Very nice :-). I'll have a closer look when I have time at home, which may be the case tonight or tomorrow night. If I don't stumble over any problems, I will commit your changes to CVS. By the way, did you create your patch against CVS HEAD branch or the gnucash-1-8-branch?
The actual importer core is quite simple: it just calls HBCI_SWIFTparser_readMT940() repeatedly, and then uses list_HBCI_Transaction_foreach() with a callback function based on the one from gnc-hbci-gettrans.c.
Great to hear that it worked :-)
I guess we should split off the part from trans_list_cb() that get the gnucash account from the part that does the actual importing, to reduce code duplication.
Sure. Sounds good. I'll have a look at the patch.
One other thing: the swift parser in openhbci is incorrect for the case that the account id in :25: does not contain a '/'. It should return the entire string in "id" while leaving "instCode" empty, like this:
pos=0; bool found_inst=false; // first read the institute code (BLZ) while(pos<tc.length()) { if (tc.at(pos)=='/'){ // store our institute code instCode=tc.substr(0,pos); found_inst=true; break; } // if pos++; } // while
if(!found_inst) pos=0; else { // then read the account id pos++; // skip "/" if (pos>=tc.length()) // no id return false; } id=tc.substr(pos); return true;
Err... could you post a diff to openhbci-general? I can't immediately tell whether changes here are possible without breaking anything.
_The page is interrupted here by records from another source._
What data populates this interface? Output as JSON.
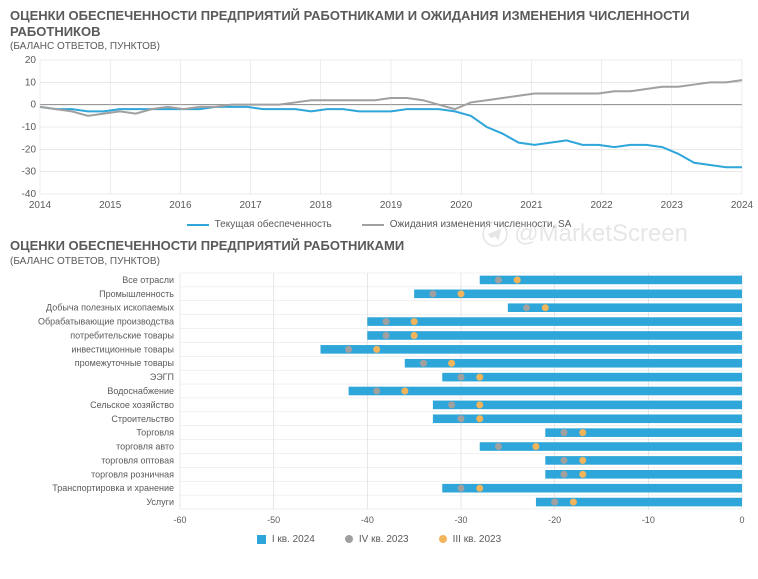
{
  "chart1": {
    "title": "ОЦЕНКИ ОБЕСПЕЧЕННОСТИ ПРЕДПРИЯТИЙ РАБОТНИКАМИ И ОЖИДАНИЯ ИЗМЕНЕНИЯ ЧИСЛЕННОСТИ РАБОТНИКОВ",
    "subtitle": "(БАЛАНС ОТВЕТОВ, ПУНКТОВ)",
    "type": "line",
    "x_labels": [
      "2014",
      "2015",
      "2016",
      "2017",
      "2018",
      "2019",
      "2020",
      "2021",
      "2022",
      "2023",
      "2024"
    ],
    "ylim": [
      -40,
      20
    ],
    "ytick_step": 10,
    "series": [
      {
        "name": "Текущая обеспеченность",
        "color": "#2fa6d9",
        "width": 2,
        "data": [
          -1,
          -2,
          -2,
          -3,
          -3,
          -2,
          -2,
          -2,
          -2,
          -2,
          -2,
          -1,
          -1,
          -1,
          -2,
          -2,
          -2,
          -3,
          -2,
          -2,
          -3,
          -3,
          -3,
          -2,
          -2,
          -2,
          -3,
          -5,
          -10,
          -13,
          -17,
          -18,
          -17,
          -16,
          -18,
          -18,
          -19,
          -18,
          -18,
          -19,
          -22,
          -26,
          -27,
          -28,
          -28
        ]
      },
      {
        "name": "Ожидания изменения численности, SA",
        "color": "#a0a0a0",
        "width": 2,
        "data": [
          -1,
          -2,
          -3,
          -5,
          -4,
          -3,
          -4,
          -2,
          -1,
          -2,
          -1,
          -1,
          0,
          0,
          0,
          0,
          1,
          2,
          2,
          2,
          2,
          2,
          3,
          3,
          2,
          0,
          -2,
          1,
          2,
          3,
          4,
          5,
          5,
          5,
          5,
          5,
          6,
          6,
          7,
          8,
          8,
          9,
          10,
          10,
          11
        ]
      }
    ],
    "background_color": "#ffffff",
    "grid_color": "#d9d9d9",
    "axis_color": "#5a5a5a",
    "label_fontsize": 10
  },
  "chart2": {
    "title": "ОЦЕНКИ ОБЕСПЕЧЕННОСТИ ПРЕДПРИЯТИЙ РАБОТНИКАМИ",
    "subtitle": "(БАЛАНС ОТВЕТОВ, ПУНКТОВ)",
    "type": "bar-horizontal",
    "xlim": [
      -60,
      0
    ],
    "xtick_step": 10,
    "categories": [
      "Все отрасли",
      "Промышленность",
      "Добыча полезных ископаемых",
      "Обрабатывающие производства",
      "потребительские товары",
      "инвестиционные товары",
      "промежуточные товары",
      "ЭЭГП",
      "Водоснабжение",
      "Сельское хозяйство",
      "Строительство",
      "Торговля",
      "торговля авто",
      "торговля оптовая",
      "торговля розничная",
      "Транспортировка и хранение",
      "Услуги"
    ],
    "bar_series": {
      "name": "I кв. 2024",
      "color": "#2fa6d9",
      "values": [
        -28,
        -35,
        -25,
        -40,
        -40,
        -45,
        -36,
        -32,
        -42,
        -33,
        -33,
        -21,
        -28,
        -21,
        -21,
        -32,
        -22
      ]
    },
    "dot_series": [
      {
        "name": "IV кв. 2023",
        "color": "#a0a0a0",
        "values": [
          -26,
          -33,
          -23,
          -38,
          -38,
          -42,
          -34,
          -30,
          -39,
          -31,
          -30,
          -19,
          -26,
          -19,
          -19,
          -30,
          -20
        ]
      },
      {
        "name": "III кв. 2023",
        "color": "#f4b45a",
        "values": [
          -24,
          -30,
          -21,
          -35,
          -35,
          -39,
          -31,
          -28,
          -36,
          -28,
          -28,
          -17,
          -22,
          -17,
          -17,
          -28,
          -18
        ]
      }
    ],
    "background_color": "#ffffff",
    "grid_color": "#d9d9d9",
    "label_color": "#5a5a5a",
    "label_fontsize": 9
  },
  "watermark": "@MarketScreen"
}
But I guess your reasoning sounds good.
By the way, why isn't string.find() used here?
In the old days when this part was written IIRC the programmers still felt uneasy about the whole STL and its methods... I guess today this would be written with string::find.
>>this case the code is kinda' useless.[booking code]
I've observed the same thing with one of my banks. However, my other bank uses 999 for any transaction statement, so in
Is there a way to handle "special cases" like this in the code? It would probably mean that the parser needs to act differently depending on the bank that issued the mt940 data.
I don't really understand. Where is it that the parser needs to act differently? In any case that would require some major changes in the parser, which are probably not encouraged... In another library I saw that those "special bank cases" are handled by something like a pre-parser which only eliminated those bank weirdnesses, but the actual parsing was done bank-independently.
By the way, I tried the make-gnucash-patch script which created a multi-megabyte diff, so I'm attaching only the files in src/import-export/mt940. There are some other changes to be made, for instance in configure.in and in (I think) src/scm/main.scm, but they are montly trivial.
What do you think?
Sounds very good. Obviously you now submitted a patch. I'll check later today or maybe tomorrow.